Insurance broker Arthur J. Gallagher Group lost a 10 million-pound ($12.8 million) lawsuit against rival Ardonagh Group Ltd. in a case highlighted by racially charged comments that put a spotlight on the cutthroat world of London insurers.
Judge Clive Freedman in London on Friday largely rejected a lawsuit filed by Gallagher over claims that Ardonagh improperly poached two of its executives. He said that the rivalry between the insurers was comparable to that between soccer teams: “Either you play for the team, or you are part of the enemy.”
Nawaf Hasan and Peter Burton both headed up separate divisions of Alesco, a subsidiary of Gallagher, before resigning within a month of each other to join Ardonagh units in 2018. In the weeks that followed, Hasan received abuse from his former colleagues before both men were ultimately sued by Gallagher.
The judge highlighted the remarks of Simon Matson, then Alesco’s chief executive officer, as “abusive and racist.” In a message to another executive, Gary Lashmar, Matson described Hasan as a “complicated fat Arab,” with Lashmar responding “and a very greedy one.”

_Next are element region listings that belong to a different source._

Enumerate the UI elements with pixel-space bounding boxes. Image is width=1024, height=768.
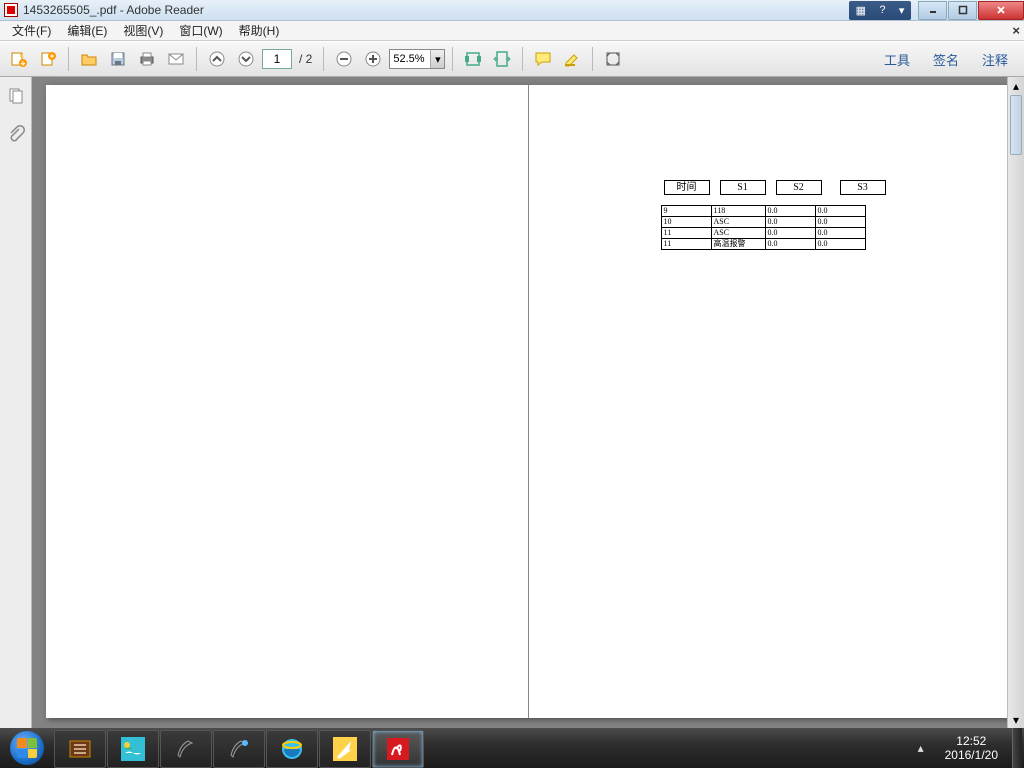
toolbar: / 2 52.5% ▾ 工具 签名 注释 [0, 41, 1024, 77]
taskbar-app-6[interactable] [319, 730, 371, 768]
header-cell: S3 [840, 180, 886, 195]
help-icon: ? [879, 4, 885, 16]
sign-panel-button[interactable]: 签名 [923, 46, 969, 73]
windows-icon [10, 731, 44, 765]
open-button[interactable] [76, 46, 102, 72]
taskbar-app-4[interactable] [213, 730, 265, 768]
pdf-icon [4, 3, 18, 17]
two-page-view: 时间 S1 S2 S3 91180.00.0 10ASC0.00.0 11ASC… [46, 85, 1010, 718]
start-button[interactable] [0, 728, 54, 768]
toolbar-separator [68, 47, 69, 71]
data-table: 91180.00.0 10ASC0.00.0 11ASC0.00.0 11高温报… [661, 205, 866, 250]
header-cell: S2 [776, 180, 822, 195]
window-titlebar: 1453265505_.pdf - Adobe Reader ▦ ? ▾ [0, 0, 1024, 21]
page-1[interactable] [46, 85, 529, 718]
comment-button[interactable] [530, 46, 556, 72]
table-row: 10ASC0.00.0 [661, 217, 865, 228]
page-number-input[interactable] [262, 49, 292, 69]
reader-help-box[interactable]: ▦ ? ▾ [849, 1, 911, 20]
zoom-in-button[interactable] [360, 46, 386, 72]
scroll-down-icon[interactable]: ▾ [1008, 711, 1024, 728]
reader-help-cluster: ▦ ? ▾ [849, 0, 917, 21]
create-pdf-button[interactable] [35, 46, 61, 72]
grid-icon: ▦ [856, 4, 866, 17]
table-row: 91180.00.0 [661, 206, 865, 217]
header-cell: 时间 [664, 180, 710, 195]
clock-time: 12:52 [945, 734, 998, 748]
page-up-button[interactable] [204, 46, 230, 72]
comment-panel-button[interactable]: 注释 [972, 46, 1018, 73]
taskbar-ie[interactable] [266, 730, 318, 768]
clock-date: 2016/1/20 [945, 748, 998, 762]
toolbar-separator [452, 47, 453, 71]
system-tray: ▴ 12:52 2016/1/20 [911, 728, 1024, 768]
page-total-label: / 2 [299, 52, 312, 66]
zoom-out-button[interactable] [331, 46, 357, 72]
menu-help[interactable]: 帮助(H) [231, 20, 288, 41]
window-title: 1453265505_.pdf - Adobe Reader [23, 3, 204, 17]
highlight-button[interactable] [559, 46, 585, 72]
close-button[interactable] [978, 1, 1024, 20]
read-mode-button[interactable] [600, 46, 626, 72]
zoom-select[interactable]: 52.5% ▾ [389, 49, 445, 69]
taskbar-app-1[interactable] [54, 730, 106, 768]
taskbar-app-3[interactable] [160, 730, 212, 768]
fit-window-button[interactable] [460, 46, 486, 72]
maximize-button[interactable] [948, 1, 977, 20]
table-row: 11高温报警0.00.0 [661, 239, 865, 250]
toolbar-separator [592, 47, 593, 71]
header-cell: S1 [720, 180, 766, 195]
page-down-button[interactable] [233, 46, 259, 72]
table-headers: 时间 S1 S2 S3 [664, 180, 886, 195]
export-pdf-button[interactable] [6, 46, 32, 72]
toolbar-separator [323, 47, 324, 71]
scroll-up-icon[interactable]: ▴ [1008, 77, 1024, 94]
dropdown-icon: ▾ [899, 4, 905, 17]
taskbar-app-2[interactable] [107, 730, 159, 768]
print-button[interactable] [134, 46, 160, 72]
close-doc-button[interactable]: × [1012, 23, 1020, 38]
menu-edit[interactable]: 编辑(E) [59, 20, 115, 41]
menu-bar: 文件(F) 编辑(E) 视图(V) 窗口(W) 帮助(H) × [0, 21, 1024, 41]
vertical-scrollbar[interactable]: ▴ ▾ [1007, 77, 1024, 728]
attachments-button[interactable] [5, 123, 27, 145]
tools-panel-button[interactable]: 工具 [874, 46, 920, 73]
thumbnails-button[interactable] [5, 85, 27, 107]
scroll-thumb[interactable] [1010, 95, 1022, 155]
window-controls [917, 1, 1024, 20]
save-button[interactable] [105, 46, 131, 72]
email-button[interactable] [163, 46, 189, 72]
minimize-button[interactable] [918, 1, 947, 20]
navigation-pane [0, 77, 32, 728]
table-row: 11ASC0.00.0 [661, 228, 865, 239]
tray-overflow-button[interactable]: ▴ [911, 738, 931, 758]
dropdown-icon: ▾ [430, 50, 444, 68]
menu-window[interactable]: 窗口(W) [171, 20, 230, 41]
show-desktop-button[interactable] [1012, 728, 1022, 768]
menu-file[interactable]: 文件(F) [4, 20, 59, 41]
taskbar: ▴ 12:52 2016/1/20 [0, 728, 1024, 768]
document-area: 时间 S1 S2 S3 91180.00.0 10ASC0.00.0 11ASC… [32, 77, 1024, 728]
zoom-value: 52.5% [393, 53, 424, 65]
menu-view[interactable]: 视图(V) [115, 20, 171, 41]
tray-clock[interactable]: 12:52 2016/1/20 [937, 734, 1006, 762]
page-2[interactable]: 时间 S1 S2 S3 91180.00.0 10ASC0.00.0 11ASC… [529, 85, 1011, 718]
toolbar-separator [522, 47, 523, 71]
fit-width-button[interactable] [489, 46, 515, 72]
toolbar-separator [196, 47, 197, 71]
taskbar-adobe-reader[interactable] [372, 730, 424, 768]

“I was shocked and hurt by the racist and Islamophobic language used by former colleagues,” Hasan said in a statement. “The judge was right when he said they were like fanatical football supporters. There should be no place where abusive and racist language is acceptable.”
The case won’t help the scandal-hit London insurance industry fix its image problems. Lloyd’s of London, one of the industry’s most venerable names, has faced accusations of endemic sexism. But this is the first time that Gallagher, a U.S. listed firm with a market capitalization of $16.9 billion, has been dragged into the spotlight.

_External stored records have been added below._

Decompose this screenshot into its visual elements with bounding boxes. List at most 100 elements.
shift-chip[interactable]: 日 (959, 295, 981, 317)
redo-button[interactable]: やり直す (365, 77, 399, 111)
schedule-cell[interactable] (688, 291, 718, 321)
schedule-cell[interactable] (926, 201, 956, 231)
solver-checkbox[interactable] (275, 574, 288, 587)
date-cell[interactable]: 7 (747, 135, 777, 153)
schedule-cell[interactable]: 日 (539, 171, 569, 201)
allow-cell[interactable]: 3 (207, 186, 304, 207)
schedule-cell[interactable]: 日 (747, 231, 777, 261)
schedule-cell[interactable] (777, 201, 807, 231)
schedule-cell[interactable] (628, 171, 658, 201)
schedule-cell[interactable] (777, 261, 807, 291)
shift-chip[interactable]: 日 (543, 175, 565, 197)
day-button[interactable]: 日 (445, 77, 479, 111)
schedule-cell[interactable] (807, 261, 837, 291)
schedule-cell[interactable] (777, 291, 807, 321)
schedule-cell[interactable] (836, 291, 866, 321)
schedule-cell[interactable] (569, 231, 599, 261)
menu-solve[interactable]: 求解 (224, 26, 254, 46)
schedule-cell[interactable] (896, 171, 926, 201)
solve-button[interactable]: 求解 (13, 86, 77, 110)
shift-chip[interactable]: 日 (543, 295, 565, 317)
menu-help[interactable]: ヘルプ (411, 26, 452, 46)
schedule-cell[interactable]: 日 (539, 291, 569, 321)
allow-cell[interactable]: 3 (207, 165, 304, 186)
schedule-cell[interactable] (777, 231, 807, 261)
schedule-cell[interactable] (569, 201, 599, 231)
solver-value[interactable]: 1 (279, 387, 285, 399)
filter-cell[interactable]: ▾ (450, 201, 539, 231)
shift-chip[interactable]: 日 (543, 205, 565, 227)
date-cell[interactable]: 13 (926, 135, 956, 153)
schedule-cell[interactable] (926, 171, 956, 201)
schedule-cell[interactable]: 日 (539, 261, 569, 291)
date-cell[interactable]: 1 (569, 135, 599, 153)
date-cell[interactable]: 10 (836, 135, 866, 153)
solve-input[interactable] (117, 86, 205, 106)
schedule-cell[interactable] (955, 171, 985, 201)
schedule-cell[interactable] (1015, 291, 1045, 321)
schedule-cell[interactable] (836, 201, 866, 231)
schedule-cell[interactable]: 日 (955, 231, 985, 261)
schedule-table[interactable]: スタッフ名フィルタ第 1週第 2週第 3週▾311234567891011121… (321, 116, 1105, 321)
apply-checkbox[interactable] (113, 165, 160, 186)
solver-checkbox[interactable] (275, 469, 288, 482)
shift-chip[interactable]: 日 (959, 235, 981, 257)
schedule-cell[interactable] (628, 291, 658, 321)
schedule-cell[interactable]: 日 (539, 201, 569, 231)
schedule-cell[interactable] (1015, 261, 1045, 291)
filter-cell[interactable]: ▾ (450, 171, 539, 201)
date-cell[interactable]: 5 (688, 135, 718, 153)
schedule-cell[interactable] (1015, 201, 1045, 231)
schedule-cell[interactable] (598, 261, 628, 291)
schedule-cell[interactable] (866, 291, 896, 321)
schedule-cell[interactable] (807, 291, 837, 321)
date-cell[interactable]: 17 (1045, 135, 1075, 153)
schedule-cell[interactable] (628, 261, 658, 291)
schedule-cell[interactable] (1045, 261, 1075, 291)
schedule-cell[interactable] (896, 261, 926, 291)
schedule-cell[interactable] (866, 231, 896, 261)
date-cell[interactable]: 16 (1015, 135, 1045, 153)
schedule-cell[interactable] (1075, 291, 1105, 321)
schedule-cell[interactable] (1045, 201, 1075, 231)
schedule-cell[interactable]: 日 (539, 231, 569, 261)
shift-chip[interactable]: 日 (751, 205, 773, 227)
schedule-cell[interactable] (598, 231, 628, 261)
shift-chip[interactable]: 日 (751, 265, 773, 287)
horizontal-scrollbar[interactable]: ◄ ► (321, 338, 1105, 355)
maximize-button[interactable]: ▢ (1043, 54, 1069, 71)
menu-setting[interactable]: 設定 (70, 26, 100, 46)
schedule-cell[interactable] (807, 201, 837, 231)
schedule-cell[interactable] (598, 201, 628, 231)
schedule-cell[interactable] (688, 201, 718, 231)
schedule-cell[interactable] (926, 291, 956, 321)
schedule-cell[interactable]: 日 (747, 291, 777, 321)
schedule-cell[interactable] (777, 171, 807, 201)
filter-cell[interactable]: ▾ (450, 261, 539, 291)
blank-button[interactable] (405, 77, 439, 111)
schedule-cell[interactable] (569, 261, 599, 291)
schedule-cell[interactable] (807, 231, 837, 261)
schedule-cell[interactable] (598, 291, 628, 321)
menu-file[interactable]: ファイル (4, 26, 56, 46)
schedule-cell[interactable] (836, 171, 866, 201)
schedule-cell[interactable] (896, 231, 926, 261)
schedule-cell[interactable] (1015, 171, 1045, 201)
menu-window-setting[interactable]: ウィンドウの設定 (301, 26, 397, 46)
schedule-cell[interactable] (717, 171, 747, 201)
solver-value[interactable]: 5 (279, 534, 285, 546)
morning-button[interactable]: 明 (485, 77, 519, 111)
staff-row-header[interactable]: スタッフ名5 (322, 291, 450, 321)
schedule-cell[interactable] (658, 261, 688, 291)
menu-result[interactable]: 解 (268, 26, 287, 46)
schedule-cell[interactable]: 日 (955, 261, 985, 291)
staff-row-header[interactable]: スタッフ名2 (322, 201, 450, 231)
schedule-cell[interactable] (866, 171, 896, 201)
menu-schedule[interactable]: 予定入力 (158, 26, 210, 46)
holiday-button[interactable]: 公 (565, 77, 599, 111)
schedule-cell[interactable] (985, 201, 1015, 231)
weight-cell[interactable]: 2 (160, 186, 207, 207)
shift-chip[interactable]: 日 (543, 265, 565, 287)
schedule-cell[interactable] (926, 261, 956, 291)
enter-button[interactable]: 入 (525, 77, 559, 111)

The judge found in favor of the defendants on all but one claim, noting that the fact Burton and Hasan rarely worked together at Alesco made it unlikely they jumped ship in conspiracy with one another.
A spokesman for Gallagher said that they were disappointed with the result but considered the matter closed. He said Matson and Lashmar declined to comment.

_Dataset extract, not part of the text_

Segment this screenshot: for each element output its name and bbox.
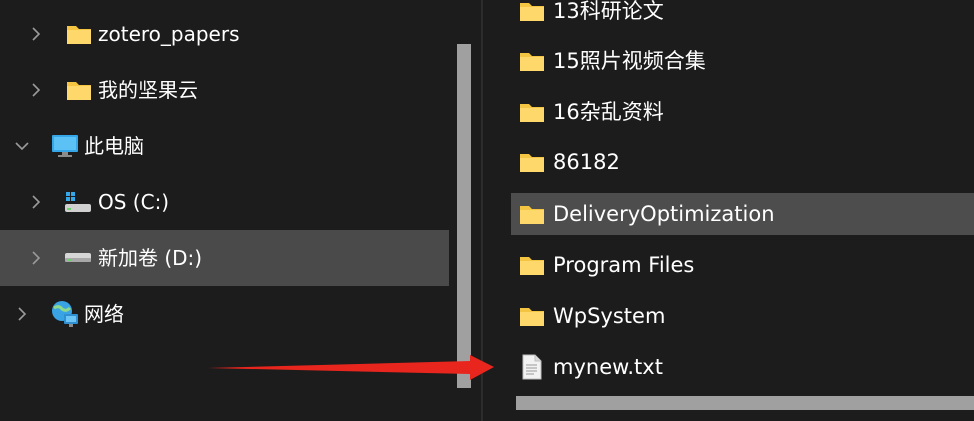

“The language that came to light during the trial is regrettable and not a fair or true reflection of Gallagher’s leadership nor of the firm’s beliefs and culture,” the insurance firm said in a statement.
Ardonagh Chairman John Tiner said he found it “highly regrettable” that Gallagher chose “to pursue their case on the basis of personal attacks which sought to disrupt our business.”